—This fight over Planned Parenthood funding feels a lot like the mess Indiana Gov. Mitch Daniels left behind after he finished playing in the presidential sandbox.

Last week, the U.S. Department of Health and Human Services informed the state that Indiana's effort to block Medicaid funds from going to Planned Parenthood recipients is in violation of federal law.

The move was expected, and the governor surely knew he was courting it. And with it came the evaporation of any lasting possibility that Daniels would play a part in achieving the social issues "truce" for which he called last year.

In a meeting with the Courier & Press editorial board in March, Daniels made clear that his "truce" comments were aimed at the debt-loaded federal government, not the financially stable state of Indiana. "We're not broke here, so I wasn't referring to here," he said. But by signing a measure to defund Planned Parenthood — one that enjoyed support from both Republicans and Democrats in the General Assembly — Daniels has drawn himself into a federal-level fight over a social issue.
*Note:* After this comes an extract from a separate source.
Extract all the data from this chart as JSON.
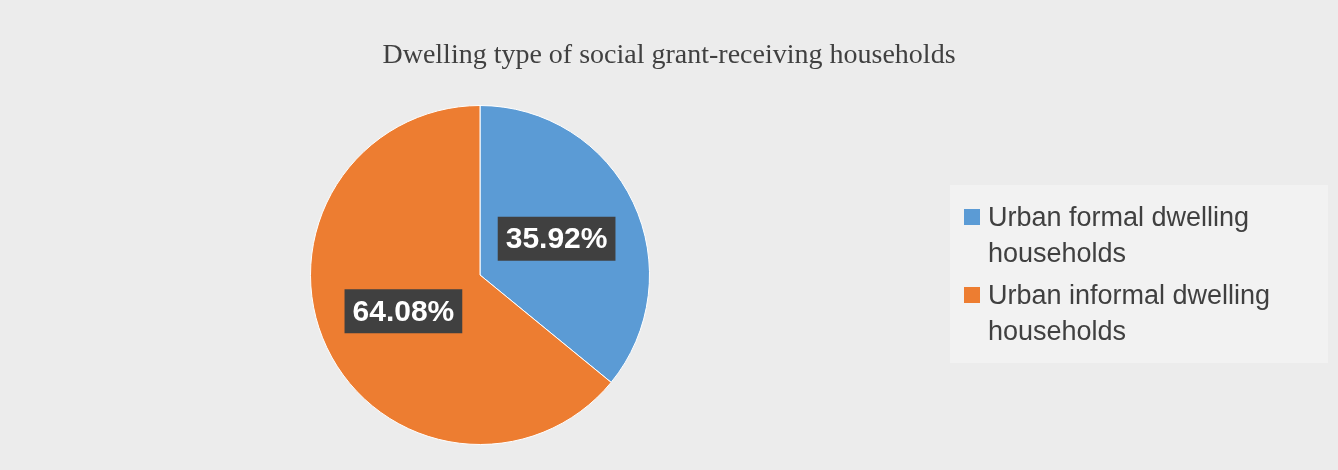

The Fox News Channel described its implications well last week, saying: "Indiana could become ground zero for a nasty fight between the federal government and state officials over public funding for Planned Parenthood and other groups that provide abortions."

Daniels is a governor who, weeks ago, when he decided to sign this Planned Parenthood defunding measure into law, was positioned to guide the national discourse if he chose to enter the presidential race.

He has long opposed abortion rights, but it is hard to imagine his decision to support the measure was one made completely free of political considerations.

It's hard to imagine because some of what would come next was clear even then. The Obama administration was going to push back. Planned Parenthood of Indiana was sure to sue. Daniels' own Family and Social Services Administration secretary raised the possibility that Indiana could jeopardize some of its Medicaid dollars.

Still, it gave Daniels a chance to strengthen a spot the "truce" comments had left soft. Had he chosen to run, signing the measure into law would enhance his positioning in a primary, and therefore also his ability to sound the alarm on the central theme of his not-to-be campaign — the debt.

Now that he is not running, this — the effort to defund Planned Parenthood, which he criticized for what he called "aggressive promotion of abortion" — is far and away the highest-profile battle the Republican governor is waging.

His spokeswoman, Jane Jankowski, said she had not heard Daniels express a reaction to the Health and Human Services letter.

"The job of the executive branch is to implement the law, and the state's job right now is to focus on making sure that everyone who is eligible for family planning services receives them," she said.

The silence, as opposed to a full-throated vow to fight for Indiana's law, seems to indicate that Daniels really did want that truce, and that he would prefer to stay out of this one.

Still, those Medicaid recipients who got their family planning services from their local Planned Parenthood locations wouldn't be looking elsewhere if Daniels had not decided to sign it.

He could have driven the discourse toward the debt if he had run for president, but he opted not to. He could have scuttled the Planned Parenthood defunding measure behind the scenes before it passed, or with a veto, but he did not.

This is the fight that Daniels chose.